The Financial Crisis Responsibility Fee: A Possible First Step

On November 6, 2009 we made a post detailing how almost all citizens feel completely betrayed by both government and private institutions. They see that the government is acting for special interests, not the public good as required by the constitution. To restore our nation we stated that:

The citizens require a strong program that will absolutely guarantee that the psychology and ethics that led to the betrayal is completely disgraced and placed outside the American system forever. It is critical that those in the entities who were responsible for the meltdown are publically identified and punished. There must be significant retribution with large sums recovered for the people who innocently suffered. The public consequences to those that caused the situation must be adequate to prevent any thoughts of ever returning to similar behavior.

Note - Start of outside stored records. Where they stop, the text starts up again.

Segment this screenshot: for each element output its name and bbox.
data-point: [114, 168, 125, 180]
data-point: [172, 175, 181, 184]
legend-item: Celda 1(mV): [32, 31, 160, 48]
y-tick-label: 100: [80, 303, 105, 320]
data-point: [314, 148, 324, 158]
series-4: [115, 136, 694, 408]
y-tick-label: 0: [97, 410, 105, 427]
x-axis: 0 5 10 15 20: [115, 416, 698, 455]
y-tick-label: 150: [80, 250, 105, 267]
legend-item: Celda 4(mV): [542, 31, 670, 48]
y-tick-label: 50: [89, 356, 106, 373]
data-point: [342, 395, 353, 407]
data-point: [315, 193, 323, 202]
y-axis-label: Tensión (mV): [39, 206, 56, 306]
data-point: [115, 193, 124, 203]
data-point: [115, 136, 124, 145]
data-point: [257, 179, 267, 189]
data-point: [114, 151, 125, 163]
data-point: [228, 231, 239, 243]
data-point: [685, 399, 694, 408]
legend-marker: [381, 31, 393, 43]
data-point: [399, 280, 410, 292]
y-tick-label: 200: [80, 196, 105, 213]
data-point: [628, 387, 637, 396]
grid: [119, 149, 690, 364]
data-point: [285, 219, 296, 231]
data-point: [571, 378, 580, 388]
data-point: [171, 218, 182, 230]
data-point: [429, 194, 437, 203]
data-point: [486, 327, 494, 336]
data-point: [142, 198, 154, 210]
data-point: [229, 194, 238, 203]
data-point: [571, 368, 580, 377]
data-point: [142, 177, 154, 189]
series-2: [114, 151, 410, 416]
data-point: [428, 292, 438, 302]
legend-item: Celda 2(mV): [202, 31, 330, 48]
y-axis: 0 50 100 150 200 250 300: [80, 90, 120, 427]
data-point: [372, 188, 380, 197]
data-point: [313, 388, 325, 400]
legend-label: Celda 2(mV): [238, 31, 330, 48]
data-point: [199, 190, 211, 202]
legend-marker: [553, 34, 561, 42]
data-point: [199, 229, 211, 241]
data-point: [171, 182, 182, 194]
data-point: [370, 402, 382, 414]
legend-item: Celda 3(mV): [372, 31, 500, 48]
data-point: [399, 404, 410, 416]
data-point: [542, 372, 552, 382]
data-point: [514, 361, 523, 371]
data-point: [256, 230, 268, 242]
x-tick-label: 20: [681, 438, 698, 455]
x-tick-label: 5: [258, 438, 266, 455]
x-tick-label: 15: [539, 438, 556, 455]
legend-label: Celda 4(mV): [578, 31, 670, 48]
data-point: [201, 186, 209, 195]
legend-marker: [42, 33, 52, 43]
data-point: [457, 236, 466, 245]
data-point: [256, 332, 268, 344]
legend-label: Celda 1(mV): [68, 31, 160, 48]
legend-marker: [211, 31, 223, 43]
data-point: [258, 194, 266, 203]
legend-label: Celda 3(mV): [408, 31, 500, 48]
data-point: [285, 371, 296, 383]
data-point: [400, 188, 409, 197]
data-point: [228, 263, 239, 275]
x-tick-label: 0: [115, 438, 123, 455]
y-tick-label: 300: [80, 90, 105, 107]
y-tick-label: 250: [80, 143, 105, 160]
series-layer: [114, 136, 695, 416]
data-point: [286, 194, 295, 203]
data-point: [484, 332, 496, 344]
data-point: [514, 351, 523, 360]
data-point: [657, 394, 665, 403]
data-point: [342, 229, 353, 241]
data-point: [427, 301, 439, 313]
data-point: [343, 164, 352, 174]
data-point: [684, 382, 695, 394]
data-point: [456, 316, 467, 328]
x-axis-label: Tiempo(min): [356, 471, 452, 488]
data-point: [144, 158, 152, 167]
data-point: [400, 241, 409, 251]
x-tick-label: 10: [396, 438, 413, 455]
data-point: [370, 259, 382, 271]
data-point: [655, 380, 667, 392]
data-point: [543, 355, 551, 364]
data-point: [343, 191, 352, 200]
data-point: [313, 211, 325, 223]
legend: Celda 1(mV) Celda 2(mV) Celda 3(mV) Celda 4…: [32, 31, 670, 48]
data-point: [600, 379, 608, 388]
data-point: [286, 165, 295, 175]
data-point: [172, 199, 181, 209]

The banks however have been operating under the assumption that their only obligation toward the citizens suffering from the economic meltdown they caused is to repay the TARP funds at some point. They expected no further consequences for the misery they have caused the nation. They are reporting large profits and intend to reward themselves with record bonuses-while the rest of the nation suffers.

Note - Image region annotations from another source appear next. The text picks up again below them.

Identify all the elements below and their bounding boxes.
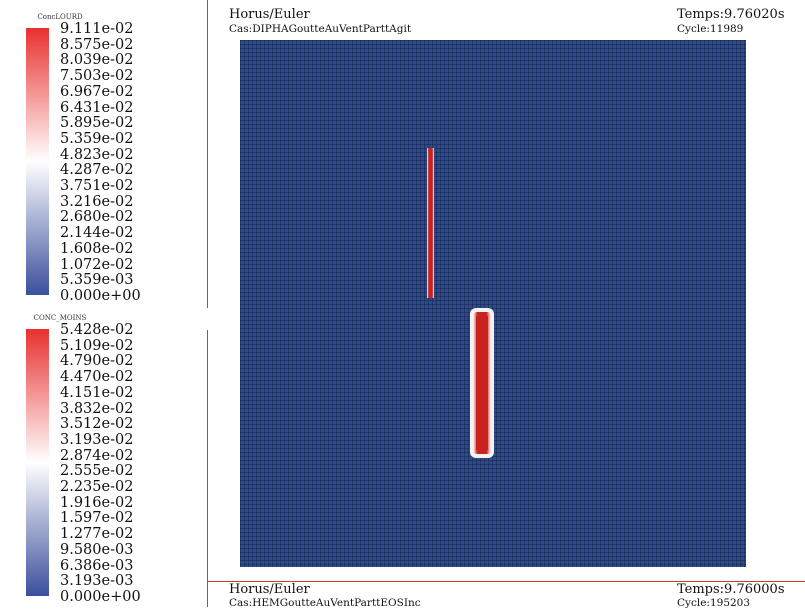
legend-tick-label: 3.193e-03: [60, 573, 134, 590]
concentration-streak-thin: [427, 148, 434, 298]
legend-tick-label: 5.428e-02: [60, 322, 134, 338]
header-bottom-cycle: Cycle:195203: [677, 597, 751, 609]
header-bottom-case: Cas:HEMGoutteAuVentParttEOSInc: [229, 597, 421, 609]
legend-tick-label: 4.823e-02: [60, 146, 134, 163]
legend-bottom-colorbar: [26, 329, 49, 596]
legend-tick-label: 6.967e-02: [60, 83, 134, 100]
legend-tick-label: 1.916e-02: [60, 494, 134, 511]
legend-tick-label: 1.072e-02: [60, 256, 134, 273]
legend-tick-label: 1.608e-02: [60, 240, 134, 257]
legend-tick-label: 6.431e-02: [60, 99, 134, 116]
legend-tick-label: 8.575e-02: [60, 36, 134, 53]
header-top-cycle: Cycle:11989: [677, 23, 744, 35]
legend-tick-label: 5.109e-02: [60, 337, 134, 354]
legend-tick-label: 8.039e-02: [60, 52, 134, 69]
legend-tick-label: 3.512e-02: [60, 416, 134, 433]
legend-tick-label: 5.359e-03: [60, 272, 134, 289]
legend-top-colorbar: [26, 28, 49, 295]
legend-tick-label: 2.874e-02: [60, 447, 134, 464]
header-bottom-time: Temps:9.76000s: [677, 582, 785, 597]
left-divider-lower: [207, 330, 208, 607]
bottom-header-divider: [208, 581, 805, 582]
legend-tick-label: 9.111e-02: [60, 21, 134, 37]
concentration-blob-wide: [470, 308, 494, 458]
legend-tick-label: 3.193e-02: [60, 431, 134, 448]
legend-top-title: ConcLOURD: [37, 13, 83, 21]
legend-tick-label: 2.235e-02: [60, 479, 134, 496]
legend-tick-label: 4.470e-02: [60, 369, 134, 386]
legend-tick-label: 2.555e-02: [60, 463, 134, 480]
legend-tick-label: 4.151e-02: [60, 384, 134, 401]
legend-tick-label: 5.895e-02: [60, 115, 134, 132]
legend-tick-label: 3.751e-02: [60, 178, 134, 195]
legend-bottom-title: CONC_MOINS: [33, 314, 87, 322]
header-bottom-app: Horus/Euler: [229, 582, 310, 597]
left-divider: [207, 0, 208, 308]
legend-tick-label: 5.359e-02: [60, 130, 134, 147]
legend-tick-label: 0.000e+00: [60, 589, 141, 605]
legend-tick-label: 3.832e-02: [60, 400, 134, 417]
legend-tick-label: 9.580e-03: [60, 541, 134, 558]
legend-tick-label: 2.680e-02: [60, 209, 134, 226]
header-top-case: Cas:DIPHAGoutteAuVentParttAgit: [229, 23, 412, 35]
legend-tick-label: 6.386e-03: [60, 557, 134, 574]
header-top-app: Horus/Euler: [229, 7, 310, 22]
header-top-time: Temps:9.76020s: [677, 7, 785, 22]
legend-tick-label: 4.790e-02: [60, 353, 134, 370]
legend-tick-label: 7.503e-02: [60, 68, 134, 85]
legend-tick-label: 0.000e+00: [60, 288, 141, 304]
legend-tick-label: 1.277e-02: [60, 526, 134, 543]
legend-tick-label: 4.287e-02: [60, 162, 134, 179]
plot-background: [240, 40, 746, 567]
simulation-field-plot[interactable]: [240, 40, 746, 567]
legend-tick-label: 1.597e-02: [60, 510, 134, 527]
legend-tick-label: 3.216e-02: [60, 193, 134, 210]
legend-tick-label: 2.144e-02: [60, 225, 134, 242]
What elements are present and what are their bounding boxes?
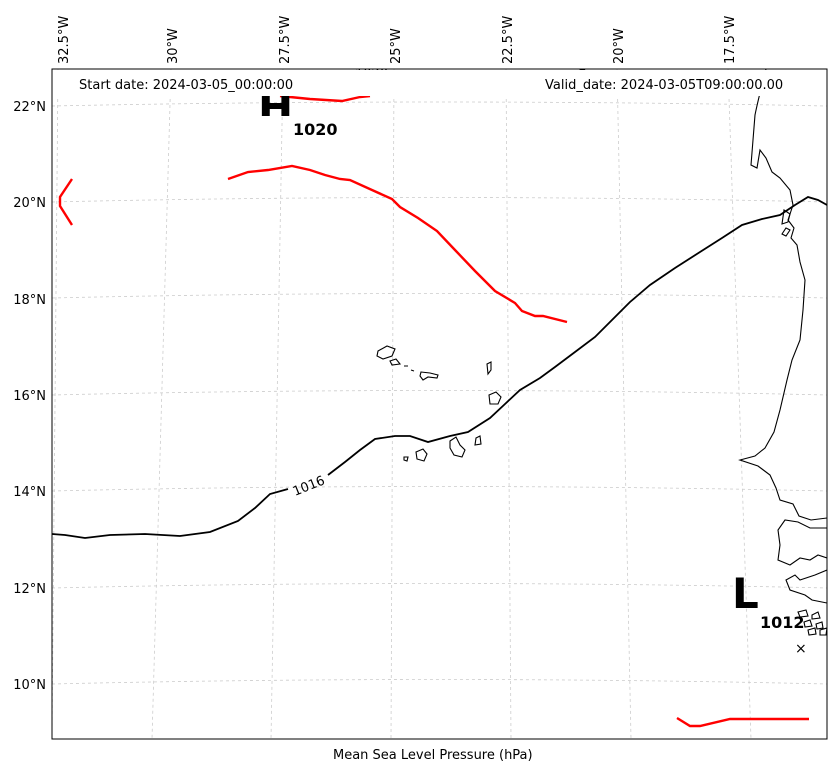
graticule xyxy=(52,69,827,739)
lat-label: 12°N xyxy=(13,582,46,597)
lon-label: 22.5°W xyxy=(501,16,516,64)
lon-label: 27.5°W xyxy=(278,16,293,64)
cape-verde-santiago xyxy=(449,436,466,458)
lat-label: 14°N xyxy=(13,485,46,500)
africa-coastline xyxy=(738,69,827,521)
low-center-marker-icon: × xyxy=(795,641,807,657)
low-pressure-center: L 1012 × xyxy=(732,569,807,657)
low-center-letter: L xyxy=(732,569,759,618)
lat-label: 22°N xyxy=(13,100,46,115)
bijagos-islands xyxy=(797,609,827,636)
lon-label: 32.5°W xyxy=(57,16,72,64)
parallel-20n xyxy=(52,197,827,203)
latitude-labels: 22°N 20°N 18°N 16°N 14°N 12°N 10°N xyxy=(13,100,46,693)
africa-coast-guinea xyxy=(785,569,827,604)
x-axis-title: Mean Sea Level Pressure (hPa) xyxy=(333,748,533,763)
highlight-isobar-top xyxy=(279,94,371,103)
highlight-isobars xyxy=(58,94,809,728)
contour-label-1016: 1016 xyxy=(291,473,327,499)
lat-label: 16°N xyxy=(13,389,46,404)
isobars xyxy=(52,69,827,539)
parallel-14n xyxy=(52,486,827,492)
meridian-30w xyxy=(151,69,172,739)
lat-label: 10°N xyxy=(13,678,46,693)
longitude-labels: 32.5°W 30°W 27.5°W 25°W 22.5°W 20°W 17.5… xyxy=(57,16,738,64)
lon-label: 30°W xyxy=(166,28,181,64)
cape-verde-sao-vicente xyxy=(389,358,402,366)
parallel-18n xyxy=(52,293,827,299)
meridian-27-5w xyxy=(270,69,284,739)
lon-label: 20°W xyxy=(612,28,627,64)
start-date: Start date: 2024-03-05_00:00:00 xyxy=(79,78,294,93)
coastlines xyxy=(376,69,827,636)
cape-verde-sao-nicolau xyxy=(419,371,439,381)
parallel-12n xyxy=(52,583,827,589)
high-center-letter: H xyxy=(258,83,293,132)
dakhla-peninsula xyxy=(781,209,791,237)
africa-coast-south xyxy=(777,519,827,566)
highlight-isobar-bottom xyxy=(676,716,809,728)
lat-label: 18°N xyxy=(13,293,46,308)
meridian-25w xyxy=(390,69,395,739)
low-center-value: 1012 xyxy=(760,613,805,632)
cape-verde-fogo xyxy=(415,448,428,462)
highlight-isobar-left xyxy=(58,178,74,226)
meridian-17-5w xyxy=(727,69,752,739)
cape-verde-sal xyxy=(486,361,492,376)
parallel-22n xyxy=(52,101,827,107)
isobar-1016 xyxy=(52,196,827,539)
meridian-32-5w xyxy=(52,69,59,739)
map-frame xyxy=(51,68,828,740)
cape-verde-santo-antao xyxy=(376,345,396,360)
header-band xyxy=(53,70,826,96)
valid-date: Valid_date: 2024-03-05T09:00:00.00 xyxy=(545,78,784,93)
lon-label: 25°W xyxy=(389,28,404,64)
parallel-10n xyxy=(52,679,827,685)
cape-verde-boa-vista xyxy=(488,391,502,405)
high-pressure-center: H 1020 xyxy=(258,83,338,139)
meridian-22-5w xyxy=(505,69,512,739)
meridian-20w xyxy=(616,69,632,739)
cape-verde-maio xyxy=(474,435,482,446)
lon-label: 17.5°W xyxy=(723,16,738,64)
parallel-16n xyxy=(52,390,827,396)
highlight-isobar-main xyxy=(227,164,568,324)
cape-verde-santa-luzia xyxy=(404,365,415,372)
high-center-value: 1020 xyxy=(293,120,338,139)
cape-verde-brava xyxy=(403,456,409,462)
lat-label: 20°N xyxy=(13,196,46,211)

The announcement by the administration of its intention to impose a Financial Crisis Responsibility Fee* on banks with over 50 billion dollars in assets is the first credible indication that the necessary consequences may be coming. It could mean that the cozy financial sector/government relationship is starting to unravel under the relentless anger of the US citizens. Of course the 90 billion dollars expected to be recovered in 10 years is minuscule compared to the damage done to the nation. But at least it initiates a principle of collecting consequential damages that should deter future similar behavior. Watching how congressmen react to this bill will be a real marker for those who must be replaced.

As currently described the bill will only apply to banks with over fifty billion in assets and will be structured so that there will be a strong incentive to pay the fee from the planned excessive bonus pool. This will protect the smaller banks and prevent the large banks from simply passing the fee through to its customers. It is indeed meant to have the large banks who acted against the public good suffer additional consequences.

The drumbeat of the bank lobbyists against the bill is already underway. There will be a very aggressive effort to have it either killed or weakened with loopholes. Hopefully this will not end as a Republican versus Democrat issue. We must follow the life cycle closely and be sure that our congressman and senators understand that regardless of their party affiliation you expect them to act in the public good. Follow their statements and votes very closely. Its will be a good warm-up for the many battles we have yet to fight.